A while now since I’ve walked on the South Downs – but here’s a memory of the downland in winter – taken from my book Wayfarer’s Dole…
On a frozen day in February I was on the South Downs again, walking up to Rackham Hill from Burpham. The village stands at the end of a lane that is a terminus for motor traffic, but continues in several directions for those on foot or horseback. Burpham’s church was begun in Saxon times, standing hard by the earthen banks of a hill fort.
Whether that was built by Saxons or Danes is subject to much dispute. In the first half of the last century its vicar was Tickner Edwardes, who wrote some delightful books on the countryside and the craft of keeping bees. Burpham is a delightful village. John Ruskin commented that he would live there if Coniston didn’t exist.
I took the lane to High Peppering, passing a herd of bison in a field as I set out. These Downs are covered in antiquities, and a tumulus known as the Burgh was the first on my route. Even in February skylarks danced almost invisibly in the heights, the great sweep of downland alive with their song.
The hillside was a gentle acclivity, just steep enough to make me warm up and breathe in the fresh air. The chalk was frozen hard and slippery, walking had to be done with care. I was following an ancient track, leading up from Burpham and the valley of the Arun the important track that followed the ridge of the higher Downs.

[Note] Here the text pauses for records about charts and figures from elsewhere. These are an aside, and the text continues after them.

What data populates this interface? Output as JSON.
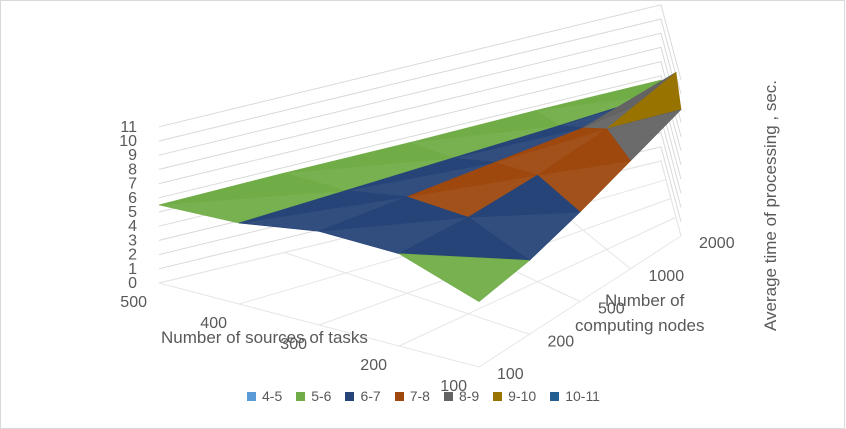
{
  "chart_data": {
    "type": "surface",
    "title": "",
    "xlabel": "Number of sources of tasks",
    "ylabel": "Number of computing nodes",
    "zlabel": "Average time of processing , sec.",
    "x_ticks": [
      "500",
      "400",
      "300",
      "200",
      "100"
    ],
    "y_ticks": [
      "100",
      "200",
      "500",
      "1000",
      "2000"
    ],
    "z_ticks": [
      "0",
      "1",
      "2",
      "3",
      "4",
      "5",
      "6",
      "7",
      "8",
      "9",
      "10",
      "11"
    ],
    "zlim": [
      0,
      11
    ],
    "legend_position": "bottom",
    "bands": [
      {
        "name": "4-5",
        "color": "#5b9bd5"
      },
      {
        "name": "5-6",
        "color": "#70ad47"
      },
      {
        "name": "6-7",
        "color": "#264478"
      },
      {
        "name": "7-8",
        "color": "#9e480e"
      },
      {
        "name": "8-9",
        "color": "#636363"
      },
      {
        "name": "9-10",
        "color": "#997300"
      },
      {
        "name": "10-11",
        "color": "#255e91"
      }
    ],
    "sources": [
      500,
      400,
      300,
      200,
      100
    ],
    "nodes": [
      100,
      200,
      500,
      1000,
      2000
    ],
    "z": [
      [
        5.5,
        5.6,
        5.6,
        5.7,
        5.7
      ],
      [
        5.7,
        5.8,
        5.9,
        6.0,
        6.1
      ],
      [
        6.6,
        6.8,
        7.0,
        7.2,
        7.6
      ],
      [
        6.5,
        6.8,
        7.5,
        8.5,
        10.2
      ],
      [
        4.6,
        5.2,
        6.3,
        7.6,
        8.9
      ]
    ]
  }
}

I find it humbling, walking the ways people have journeyed for countless millennia. These tracks, now the recreational delight of walker and rider remain functional – farmers still use them. Sheep are driven here, as they have been since man first farmed the Downs. They grazed beside me, making an occasional sound to add to the singing of the larks. I watched them as the combatants of past wars, the pedlars, the pilgrims and other travellers of times gone must have done.
There is a timelessness about so much of our countryside, as though you could glance sideways and see history relived all around. In a sense you can, for the traces of the past are everywhere. Within view of these old tracks are prehistoric flint mines, field systems and burial mounds. An hour’s wandering brought me to Rackham Banks, an immense earthwork of deep trenches and mighty ramparts. Its purpose is debatable, but as I sat there in a freezing breeze I could not help but consider how much work was involved in the construction.
The slight haze from the early frost had lifted. I could see for many miles. Amberley Wild Brooks were flooded, offering an irregular silver sheen in the plain at the foot of the hill. In another direction were the downs and borstals of Arundel Park, white with ice. A herd of Friesian cattle huddled together out of the wind on the leeward slope of Amberley Mount.
Tearing myself away I climbed on to the ridge path running over Rackham Hill, now part of the South Downs Way national trail. Despite a height of just a few hundred feet it seemed as though I was on top of the world. And in a sense I was for every trace of the stress which comes with everyday living had vanished.